The beneficial technical effects are as follows:
the furan phenol pyrazole formamide derivative (I) is a compound with insecticidal activity.
Figure BDA0002071390410000091
Detailed Description
The following examples are intended to illustrate the invention without further limiting it.
Example 1
Preparation of N- (4- (7-methoxy-2, 2-dimethyl-2, 3-dihydrobenzofuran-5-yl) -1-methyl-3-ethyl-4-chloro-5-pyrazolecarboxamide (IIa)

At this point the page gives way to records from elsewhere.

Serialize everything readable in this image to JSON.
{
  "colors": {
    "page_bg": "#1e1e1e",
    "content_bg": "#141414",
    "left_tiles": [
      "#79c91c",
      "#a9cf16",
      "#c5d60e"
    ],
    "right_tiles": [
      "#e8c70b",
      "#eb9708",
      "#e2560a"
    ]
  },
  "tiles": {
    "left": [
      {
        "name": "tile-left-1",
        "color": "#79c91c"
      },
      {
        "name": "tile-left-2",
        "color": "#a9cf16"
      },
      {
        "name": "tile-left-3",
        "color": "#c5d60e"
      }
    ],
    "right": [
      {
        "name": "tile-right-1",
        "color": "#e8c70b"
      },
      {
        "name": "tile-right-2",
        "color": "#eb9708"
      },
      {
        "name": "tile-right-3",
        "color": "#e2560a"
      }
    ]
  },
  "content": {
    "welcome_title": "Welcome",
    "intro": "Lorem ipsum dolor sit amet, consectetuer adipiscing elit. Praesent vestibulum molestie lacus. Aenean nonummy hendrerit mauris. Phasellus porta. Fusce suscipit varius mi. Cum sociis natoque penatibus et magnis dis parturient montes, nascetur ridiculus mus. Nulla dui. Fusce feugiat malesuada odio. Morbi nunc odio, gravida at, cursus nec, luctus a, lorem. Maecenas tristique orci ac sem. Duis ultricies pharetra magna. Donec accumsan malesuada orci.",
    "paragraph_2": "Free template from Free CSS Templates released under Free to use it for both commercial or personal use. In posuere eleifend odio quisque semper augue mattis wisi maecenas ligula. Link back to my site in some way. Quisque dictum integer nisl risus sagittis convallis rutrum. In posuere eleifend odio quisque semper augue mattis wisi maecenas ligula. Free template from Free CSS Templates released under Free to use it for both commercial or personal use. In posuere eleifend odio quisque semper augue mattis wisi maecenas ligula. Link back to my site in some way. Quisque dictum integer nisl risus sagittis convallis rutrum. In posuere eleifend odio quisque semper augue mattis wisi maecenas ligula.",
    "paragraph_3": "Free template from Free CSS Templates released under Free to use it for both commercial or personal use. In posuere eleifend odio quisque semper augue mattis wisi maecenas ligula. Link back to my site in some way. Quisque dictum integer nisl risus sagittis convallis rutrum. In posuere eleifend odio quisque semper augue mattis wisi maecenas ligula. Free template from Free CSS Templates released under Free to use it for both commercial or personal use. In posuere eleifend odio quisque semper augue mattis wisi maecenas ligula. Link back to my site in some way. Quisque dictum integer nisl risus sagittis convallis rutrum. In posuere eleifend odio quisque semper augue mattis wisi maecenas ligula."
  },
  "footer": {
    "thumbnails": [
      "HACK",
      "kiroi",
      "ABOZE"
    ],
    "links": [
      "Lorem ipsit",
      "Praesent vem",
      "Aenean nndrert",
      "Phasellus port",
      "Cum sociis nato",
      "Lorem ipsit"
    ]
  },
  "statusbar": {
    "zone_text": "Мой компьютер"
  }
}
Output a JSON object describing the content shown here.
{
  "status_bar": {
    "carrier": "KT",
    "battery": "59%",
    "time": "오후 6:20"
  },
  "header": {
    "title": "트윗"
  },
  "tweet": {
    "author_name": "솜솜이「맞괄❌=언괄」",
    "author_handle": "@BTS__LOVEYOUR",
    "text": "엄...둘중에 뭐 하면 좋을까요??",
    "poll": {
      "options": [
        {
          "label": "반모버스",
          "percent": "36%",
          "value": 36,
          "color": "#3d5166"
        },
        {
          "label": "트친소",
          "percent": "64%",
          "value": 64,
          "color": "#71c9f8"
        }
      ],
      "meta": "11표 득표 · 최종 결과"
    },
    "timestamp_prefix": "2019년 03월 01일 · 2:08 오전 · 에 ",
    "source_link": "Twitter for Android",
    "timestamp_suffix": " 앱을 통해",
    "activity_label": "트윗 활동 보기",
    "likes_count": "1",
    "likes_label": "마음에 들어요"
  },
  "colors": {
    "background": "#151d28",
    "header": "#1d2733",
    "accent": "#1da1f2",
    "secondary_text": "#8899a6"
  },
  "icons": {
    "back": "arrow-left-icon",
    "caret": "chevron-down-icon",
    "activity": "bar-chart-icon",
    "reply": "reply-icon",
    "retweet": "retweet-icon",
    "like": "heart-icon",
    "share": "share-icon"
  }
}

Figure BDA0002071390410000092
0.20g (1 mmol)) of 7-methoxy-2, 2-dimethyl-2, 3-dihydrobenzofuran-5-amine, 0.13g (1.3 mmol) of triethylamine and 20mL of dichloromethane were added dropwise slowly in ice bath to 0.23g (1.1 mmol) of 1-methyl-3-ethyl-4-chloro-5-pyrazolecarbonyl chloride (diluted in 5mL of dichloromethane), stirred for 4.0h and the reaction was monitored by TLC for completion. Washing with water, extracting, concentrating, and performing column chromatography to obtain gray solid N- (4- (7-methoxy-2, 2-dimethyl-2, 3-dihydrobenzofuran-5-yl) -1-methyl-3-ethyl-4-chloro-5-pyrazole formamide (IIa) with m.p.148-149 ℃ and yield of 68.8%; 1 H NMR(400MHz,CDCl 3 )δ:1.26(t,J=7.6Hz,3H,CH 3 ),1.51(s,6H,2×CH 3 ),2.67(q,J=7.6Hz,2H,CH 2 ),3.04(s,2H,CH 2 ),3.89(s,3H,OCH 3 ),4.16(s,3H,NCH 3 ) 7.00 (s, 1H, benzofuran ring-H), 7.05 (s, 1H, benzofuran ring-H), 8.28 (s, 1H, NH); 13 C NMR(101MHz,CDCl 3 )δ:12.82,19.29,28.19,40.78,43.41,56.02,87.94,104.92,107.36,110.45,128.13,129.89,131.29,144.30,144.90,149.64,156.42。
example 2
Preparation of N- (4- (7-ethoxy-2, 2-dimethyl-2, 3-dihydrobenzofuran-5-yl) -1-methyl-3-ethyl-4-chloro-5-pyrazolecarboxamide (IIb)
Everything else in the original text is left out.